Gen Kayani curtly told the visiting Gen Allen that notwithstanding his apology, issue of supply lines was between the states and not the two armies. Hillary Clinton explained the US political compulsions of not tendering official apology to Hina Rabbani and asked her to accept her apology instead. Amid frantic visits of US military and civilian officials to Pakistan and efforts of Sherry Rahman to cool down the temperature, when the DCC meeting took place on 3 July and decided to reopen supply lines, it appeared that Washington had finally climbed down from the high horse it was riding. The people thought that the US had tendered official apology, accepted new terms of engagement, agreed to restrict supplies to perishable items only, agreed to pay transit fee for containers and to release blocked close support fund for the military. An impression was given that even the drone policy was being duly modified to make it less objectionable.
People wondered how come the government that had all along obeyed the dictates of Washington slavishly had taken up such a hard stance and made the US to blink. Their applauses turned into abuses when they learnt that the government had once again capitulated without extracting any of the principled demand from the US. Washington stuck to its original stance of 'regret' and refused to offer an apology as in the case of Afghanistan, or in case of Indian actor Shahrukh Khan. There is no let up in drone strikes and its attitude continues to be haughty and discriminatory. Although the US badly needs supply lines through Pakistan and needs its intimate cooperation in its endgame, however, it will not desist from harming Pakistan through covert war and would continue with its efforts to make Pakistan a compliant state and India the unchallenged power of the region. Both sides would keep distrusting each other and the old warmth will never return essentially because of unnatural alliance between the strong and the weak.

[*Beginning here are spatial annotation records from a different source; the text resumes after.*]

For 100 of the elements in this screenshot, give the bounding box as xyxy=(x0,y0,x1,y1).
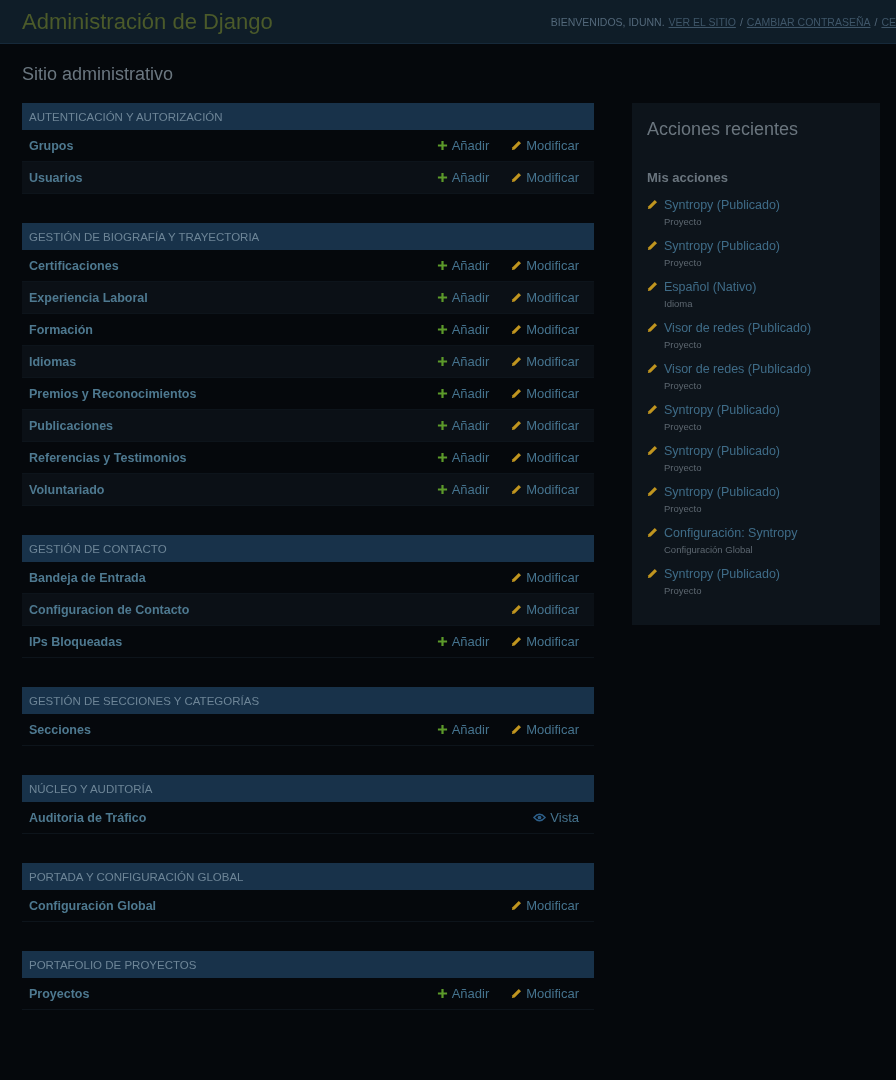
plus-icon xyxy=(436,260,448,271)
change-link[interactable]: Modificar xyxy=(511,570,579,585)
recent-action-link[interactable]: Syntropy (Publicado) xyxy=(664,197,781,214)
model-link[interactable]: IPs Bloqueadas xyxy=(29,634,123,649)
recent-action-link[interactable]: Configuración: Syntropy xyxy=(664,525,798,542)
add-link[interactable]: Añadir xyxy=(436,258,490,273)
recent-action-link[interactable]: Syntropy (Publicado) xyxy=(664,443,781,460)
model-link[interactable]: Publicaciones xyxy=(29,418,114,433)
pencil-icon xyxy=(647,199,658,210)
model-link[interactable]: Configuracion de Contacto xyxy=(29,602,190,617)
change-link[interactable]: Modificar xyxy=(511,290,579,305)
model-link[interactable]: Secciones xyxy=(29,722,91,737)
pencil-icon xyxy=(511,292,523,303)
change-link[interactable]: Modificar xyxy=(511,386,579,401)
add-link[interactable]: Añadir xyxy=(436,386,490,401)
model-link[interactable]: Bandeja de Entrada xyxy=(29,570,146,585)
change-link[interactable]: Modificar xyxy=(511,418,579,433)
add-link[interactable]: Añadir xyxy=(436,322,490,337)
add-link[interactable]: Añadir xyxy=(436,450,490,465)
pencil-icon xyxy=(511,900,523,911)
plus-icon xyxy=(436,388,448,399)
model-link[interactable]: Voluntariado xyxy=(29,482,105,497)
recent-action-link[interactable]: Visor de redes (Publicado) xyxy=(664,361,812,378)
model-link[interactable]: Referencias y Testimonios xyxy=(29,450,187,465)
pencil-icon xyxy=(647,363,658,374)
pencil-icon xyxy=(511,388,523,399)
add-link[interactable]: Añadir xyxy=(436,290,490,305)
model-link[interactable]: Grupos xyxy=(29,138,74,153)
pencil-icon xyxy=(511,604,523,615)
section-caption[interactable]: PORTADA Y CONFIGURACIÓN GLOBAL xyxy=(22,863,594,890)
eye-icon xyxy=(533,812,547,823)
model-link[interactable]: Auditoria de Tráfico xyxy=(29,810,147,825)
change-link[interactable]: Modificar xyxy=(511,898,579,913)
model-link[interactable]: Idiomas xyxy=(29,354,77,369)
pencil-icon xyxy=(647,486,658,497)
add-link[interactable]: Añadir xyxy=(436,170,490,185)
model-link[interactable]: Configuración Global xyxy=(29,898,157,913)
plus-icon xyxy=(436,356,448,367)
change-link[interactable]: Modificar xyxy=(511,138,579,153)
change-link[interactable]: Modificar xyxy=(511,170,579,185)
add-link[interactable]: Añadir xyxy=(436,138,490,153)
add-link[interactable]: Añadir xyxy=(436,634,490,649)
pencil-icon xyxy=(647,445,658,456)
pencil-icon xyxy=(511,260,523,271)
change-link[interactable]: Modificar xyxy=(511,722,579,737)
model-link[interactable]: Experiencia Laboral xyxy=(29,290,148,305)
section-caption[interactable]: PORTAFOLIO DE PROYECTOS xyxy=(22,951,594,978)
change-link[interactable]: Modificar xyxy=(511,986,579,1001)
model-link[interactable]: Formación xyxy=(29,322,93,337)
section-caption[interactable]: NÚCLEO Y AUDITORÍA xyxy=(22,775,594,802)
change-link[interactable]: Modificar xyxy=(511,482,579,497)
pencil-icon xyxy=(511,724,523,735)
add-link[interactable]: Añadir xyxy=(436,986,490,1001)
view-link[interactable]: Vista xyxy=(533,810,579,825)
recent-action-link[interactable]: Español (Nativo) xyxy=(664,279,757,296)
site-title[interactable]: Administración de Django xyxy=(22,8,273,35)
change-link[interactable]: Modificar xyxy=(511,634,579,649)
add-link[interactable]: Añadir xyxy=(436,418,490,433)
recent-action-link[interactable]: Syntropy (Publicado) xyxy=(664,402,781,419)
object-type-text: Proyecto xyxy=(664,338,703,352)
header-link[interactable]: CE xyxy=(881,15,896,28)
recent-action-link[interactable]: Syntropy (Publicado) xyxy=(664,484,781,501)
model-link[interactable]: Premios y Reconocimientos xyxy=(29,386,197,401)
pencil-icon xyxy=(647,322,658,333)
section-caption[interactable]: GESTIÓN DE SECCIONES Y CATEGORÍAS xyxy=(22,687,594,714)
object-type-text: Proyecto xyxy=(664,584,703,598)
model-link[interactable]: Usuarios xyxy=(29,170,83,185)
pencil-icon xyxy=(511,172,523,183)
change-link[interactable]: Modificar xyxy=(511,602,579,617)
object-type-text: Proyecto xyxy=(664,461,703,475)
object-type-text: Idioma xyxy=(664,297,694,311)
pencil-icon xyxy=(511,140,523,151)
plus-icon xyxy=(436,636,448,647)
section-caption[interactable]: GESTIÓN DE CONTACTO xyxy=(22,535,594,562)
plus-icon xyxy=(436,484,448,495)
header-link[interactable]: CAMBIAR CONTRASEÑA xyxy=(746,15,871,28)
section-caption[interactable]: AUTENTICACIÓN Y AUTORIZACIÓN xyxy=(22,103,594,130)
welcome-text: BIENVENIDOS, IDUNN. xyxy=(550,15,665,28)
recent-action-link[interactable]: Visor de redes (Publicado) xyxy=(664,320,812,337)
model-link[interactable]: Certificaciones xyxy=(29,258,119,273)
recent-action-link[interactable]: Syntropy (Publicado) xyxy=(664,566,781,583)
plus-icon xyxy=(436,988,448,999)
model-link[interactable]: Proyectos xyxy=(29,986,90,1001)
recent-action-link[interactable]: Syntropy (Publicado) xyxy=(664,238,781,255)
plus-icon xyxy=(436,724,448,735)
pencil-icon xyxy=(511,988,523,999)
header-link[interactable]: VER EL SITIO xyxy=(668,15,736,28)
change-link[interactable]: Modificar xyxy=(511,450,579,465)
add-link[interactable]: Añadir xyxy=(436,482,490,497)
change-link[interactable]: Modificar xyxy=(511,322,579,337)
change-link[interactable]: Modificar xyxy=(511,258,579,273)
add-link[interactable]: Añadir xyxy=(436,722,490,737)
pencil-icon xyxy=(647,568,658,579)
section-caption[interactable]: GESTIÓN DE BIOGRAFÍA Y TRAYECTORIA xyxy=(22,223,594,250)
separator-text: / xyxy=(874,15,878,28)
change-link[interactable]: Modificar xyxy=(511,354,579,369)
object-type-text: Proyecto xyxy=(664,420,703,434)
pencil-icon xyxy=(647,240,658,251)
plus-icon xyxy=(436,420,448,431)
add-link[interactable]: Añadir xyxy=(436,354,490,369)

Pakistan should play its card shrewdly by providing maximum support to the ISAF for its safe exit from Afghanistan and in the bargain ensuring its seat on the negotiating table for final political settlement of Afghan issue. This will be possible only if Pakistan gains a better clout over the Taliban and succeeds in cultivating friendly relations with Northern Alliance, and keeping USA mollified. Pakistan should continue solidifying its relations with China and Iran and improving its relations with Russia to keep aggressive USA in check and make it climb down from the high horse.
Elaborate MoU on NATO supplies should be written and a proper mechanism of checking at Karachi seaport, exit points at Torkham and Chaman and in between inspection points should be worked out to ensure that lethal arms and equipment are not transported. It should also be ensured that damaged road infrastructure is repaired by the users and suitable transit fee is charged. Continuation of supplies should be made conditional to the US respecting Pakistan's sovereignty and treating it as an ally rather than a foe.